Kaliningrad is a city defined by a long and complex history: the palimpsest of the different trances of the past have been –for the most part- erased by the World War. Nevertheless, the project site is one of the few parts of the city that have survived, and is currently witness the different epochs that the city has gone through; the upper and lower pond of Teutonic’s Knights, the military defense infrastructures of the Prussians and the Soviet public park. Despite its cultural relevance, the park has been left abandoned for decades, and the historical infrastructures have turned into ruins.

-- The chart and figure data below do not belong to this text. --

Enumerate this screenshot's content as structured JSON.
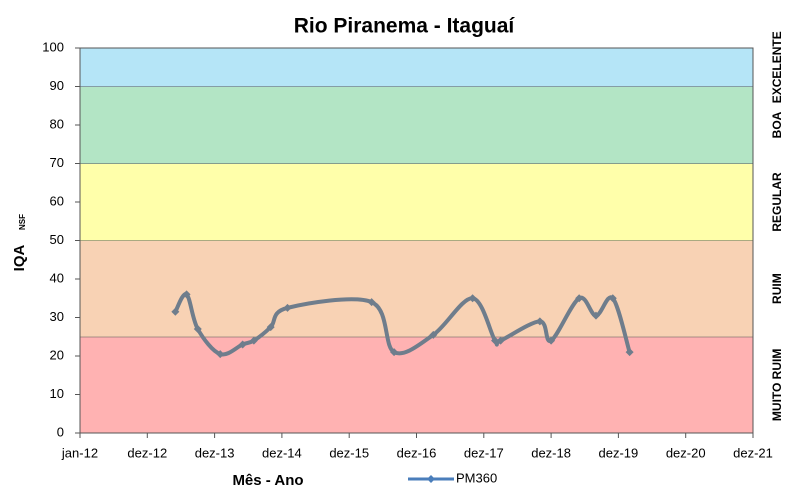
{
  "chart_data": {
    "type": "line",
    "title": "Rio Piranema - Itaguaí",
    "x_label": "Mês - Ano",
    "y_label": "IQA",
    "y_label_sub": "NSF",
    "xlim": [
      0,
      120
    ],
    "xticks": [
      {
        "value": 0,
        "label": "jan-12"
      },
      {
        "value": 12,
        "label": "dez-12"
      },
      {
        "value": 24,
        "label": "dez-13"
      },
      {
        "value": 36,
        "label": "dez-14"
      },
      {
        "value": 48,
        "label": "dez-15"
      },
      {
        "value": 60,
        "label": "dez-16"
      },
      {
        "value": 72,
        "label": "dez-17"
      },
      {
        "value": 84,
        "label": "dez-18"
      },
      {
        "value": 96,
        "label": "dez-19"
      },
      {
        "value": 108,
        "label": "dez-20"
      },
      {
        "value": 120,
        "label": "dez-21"
      }
    ],
    "ylim": [
      0,
      100
    ],
    "yticks": [
      0,
      10,
      20,
      30,
      40,
      50,
      60,
      70,
      80,
      90,
      100
    ],
    "bands": [
      {
        "from": 0,
        "to": 25,
        "label": "MUITO RUIM",
        "color": "#ffb2b2"
      },
      {
        "from": 25,
        "to": 50,
        "label": "RUIM",
        "color": "#f8d2b4"
      },
      {
        "from": 50,
        "to": 70,
        "label": "REGULAR",
        "color": "#ffffaa"
      },
      {
        "from": 70,
        "to": 90,
        "label": "BOA",
        "color": "#b3e5c5"
      },
      {
        "from": 90,
        "to": 100,
        "label": "EXCELENTE",
        "color": "#b5e5f7"
      }
    ],
    "legend": "bottom",
    "x": [
      17,
      19,
      21,
      25,
      29,
      31,
      34,
      37,
      52,
      56,
      63,
      70,
      74,
      75,
      82,
      84,
      89,
      92,
      95,
      98
    ],
    "series": [
      {
        "name": "PM360",
        "color": "#6f7d8c",
        "values": [
          31.5,
          36,
          27,
          20.5,
          23,
          24,
          27.5,
          32.5,
          34,
          21,
          25.5,
          35,
          24,
          24,
          29,
          24,
          35,
          30.5,
          35,
          21
        ]
      }
    ]
  }
}
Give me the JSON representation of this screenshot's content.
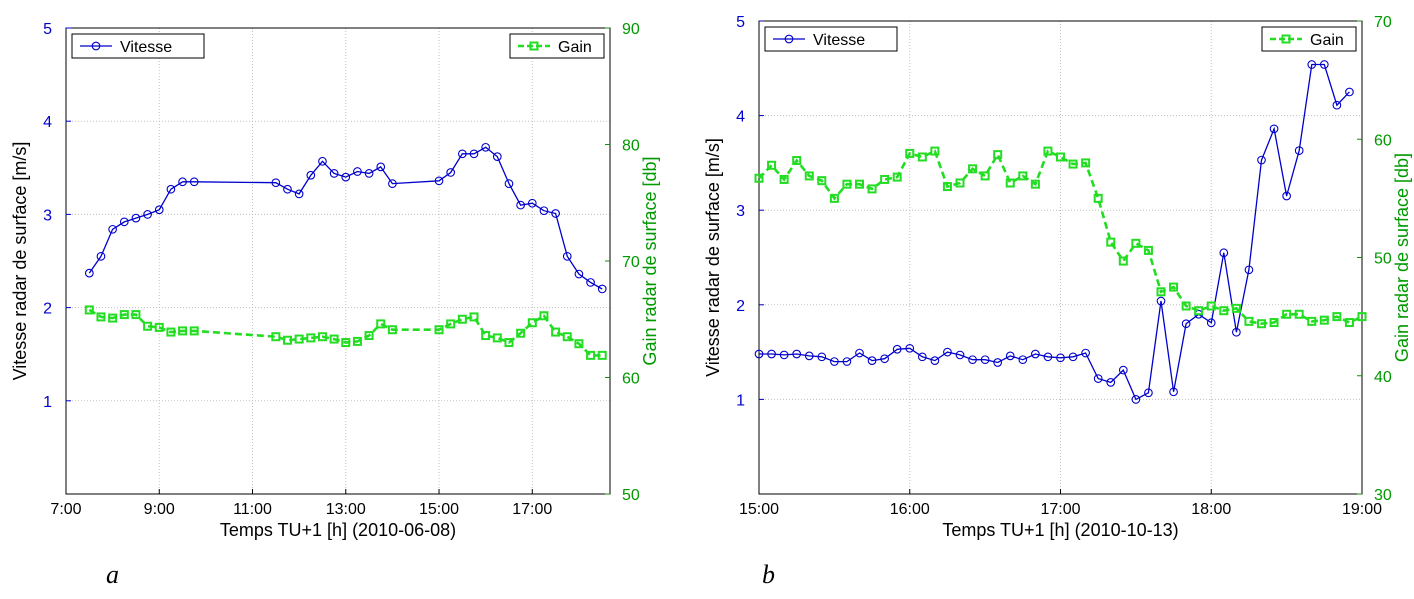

“Revealing Geometries” takes shape physically and conceptually, from the fact that ruins can become –as a radical form of preservation- the matrix for a new identity, and similarly, untamed nature the matrix for a rich natural ecosystem. The recognition of the site as a form of archeological park – gives the opportunity to secure in time and space the traces of the past, transforming them into a new cultural/education infrastructure at public disposal.

While radical preservation defines the general approach, two design actions are re-defining the park(s): (1) retracing the former path system of the Prussian’s Wallpromeade and (2) defining new geometries that can enhance the rich cultural/environmental context of the area while hosting new programmatic opportunities.

The geometrical spatial definition of the “devices” -responding to the military defense infrastructure and Prussian landscape gardening design language- overlaps with the parks in seven different locations. They are as intensive design interventions centered around the main features of the site (water, ruins, topography, etc.); they are program-less objects that create the conditions for temporary occupation, while permanently highlighting the cultural and environmental diversity of the park, and more broadly, of the ring to-come.

The park is in-fact a system of 2 parks defined by autonomous identities: Kashtanovy Park and Litovsky Park, tight together by a comprehensive strategy. It bears the potential of rethinking the former ring as a whole: a new infrastructure that can host social and ecological interaction, while bringing back the historical layers as evidences to pass-on to future generations.